Il poursuit : « Au moment où j’écris cet article, une valise pleine à craquer se trouve de l’autre côté de mon bureau, attendant d’être emmenée à Miami, où le directeur créatif devait dévoiler à la fois sa dernière collection Louis Vuitton et sa deuxième collaboration avec Mercedes-Benz. C’est un rappel que tant de choses dans ma carrière depuis que je suis devenu rédacteur de magazine il y a huit ans ont eu quelque chose à voir, d’une manière ou d’une autre, avec Virgil Abloh. Et maintenant, cette personne est partie ». L’émotion est palpable aussi chez Alexandre Pauwels, qui a officié à mes côtés pendant plus de deux ans à la rédaction d’HYPEBEAST FRANCE en tant que journaliste.
MA CULTURE !
« J’ai été très surpris et ému en apprenant la disparition de Virgil Abloh. Il m’est directement revenu les images de son premier défilé pour Vuitton, son pack The Ten avec Nike… que de souvenirs forts et d’impacts sur la culture… MA culture ! », nous écrit-il. Loin de penser que les journalistes seraient des fans, il faut rappeler que Virgil Abloh a d’une certaine façon légitimé des sujets street dans la presse dite ultra high fashion. De part sa position à Louis Vuitton, mais aussi grâce à son label Off-White™. « Je n’appréciais pas tout son travail loin de là, mais j’admire sincèrement la façon dont il l’a mené et son parcours digne de l’American Dream, celui d’un kid de Chicago sans background dans la mode parvenu à la direction artistique de Louis Vuitton. C’est aussi pour cela qu’il a tant inspiré, et qu’il reste l’idole de toute une génération », conclut Alexandre qui souligne la dextérité avec laquelle Abloh a fait fusionner le luxe et le streetwear.
Pour Lenny, journaliste chez YARD, Abloh aura largement participé à donner des ailes aux acteurs de la culture urbaine.« Pour toute personne aspirant à vivre et évoluer au sein de cet écosystème, l’existence même de Virgil Abloh était rassurante. Rassurante, car Virgil était comme un phare qui : 1- permettait d’entrevoir la hauteur et la variété des horizons qu’il était permis d’imaginer, 2- ne cessait de projeter – de manière consciente ou inconsciente – sa lumière sur sa culture et les communautés qui s’en réclament. Et ce n’est pas rien quand on admet que les arts et les sports restent encore malheureusement les principaux leviers par lesquels ces communautés peuvent s’élever, créer de la richesse, s’octroyer un peu de pouvoir et changer les paradigmes ».

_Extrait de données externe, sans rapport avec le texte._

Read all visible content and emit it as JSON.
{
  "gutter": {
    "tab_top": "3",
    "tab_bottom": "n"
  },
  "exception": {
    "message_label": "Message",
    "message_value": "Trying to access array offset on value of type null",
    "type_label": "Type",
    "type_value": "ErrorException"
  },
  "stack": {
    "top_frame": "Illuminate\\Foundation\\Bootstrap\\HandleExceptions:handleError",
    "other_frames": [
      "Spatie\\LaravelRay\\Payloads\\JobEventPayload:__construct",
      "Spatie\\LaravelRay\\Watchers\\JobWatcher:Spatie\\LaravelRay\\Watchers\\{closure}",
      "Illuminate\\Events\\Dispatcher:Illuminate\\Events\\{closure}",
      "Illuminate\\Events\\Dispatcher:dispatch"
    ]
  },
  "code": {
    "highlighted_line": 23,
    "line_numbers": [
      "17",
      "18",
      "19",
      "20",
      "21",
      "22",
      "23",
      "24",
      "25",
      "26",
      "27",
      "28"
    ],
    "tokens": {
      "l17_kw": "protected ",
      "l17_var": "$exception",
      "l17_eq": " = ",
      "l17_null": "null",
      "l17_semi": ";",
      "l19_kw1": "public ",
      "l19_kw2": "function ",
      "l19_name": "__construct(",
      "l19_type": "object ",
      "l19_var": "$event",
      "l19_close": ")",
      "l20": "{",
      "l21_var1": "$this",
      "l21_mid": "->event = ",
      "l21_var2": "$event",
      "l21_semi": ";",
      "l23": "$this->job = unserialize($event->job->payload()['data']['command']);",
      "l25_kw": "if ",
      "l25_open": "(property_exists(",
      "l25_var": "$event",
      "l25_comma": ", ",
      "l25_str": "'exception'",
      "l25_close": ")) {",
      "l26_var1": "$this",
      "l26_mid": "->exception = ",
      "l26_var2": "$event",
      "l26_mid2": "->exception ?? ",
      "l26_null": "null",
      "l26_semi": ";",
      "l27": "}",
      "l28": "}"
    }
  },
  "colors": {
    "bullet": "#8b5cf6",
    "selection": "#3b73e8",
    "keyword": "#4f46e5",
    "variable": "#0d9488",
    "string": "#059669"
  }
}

Pour Anthony Vincent, journaliste chez Madmoizelle, la nomination de Virgil Abloh chez Louis Vuitton a également été une prise de conscience : les designers noirs étaient bel et bien effacés de l’histoire de la mode. « On a eu beaucoup de retombées presse qui disaient que c’était le premier designer noir à la tête d’une grande maison ce qui était totalement faux. Ou encore le deuxième après Olivier Rousteing, et ça aussi c’était inexact. Il y avait déjà eu Jay Jaxon chez Jean-Louis Scherrer dès 1965, Patrick Kelly avec sa propre maison qui cartonnait à Paris dans les années 80, Lamine Kouyaté qui a sa marque Xuly Bët et qui a reçu de gros prix, mais aussi Ozwald Boateng directeur artistique chez Givenchy de 2003 à 2007… Virgil Abloh est donc loin d’être le premier afro-américain à réussir à Paris, et ce storytelling raconte beaucoup de l’effacement perpétuel des talents noirs ». En creux, l’arrivée de Virgil Abloh chez Louis Vuitton a aussi donné raison à ceux qui pointaient du doigt l’invisibilité des communautés dans l’industrie de la mode.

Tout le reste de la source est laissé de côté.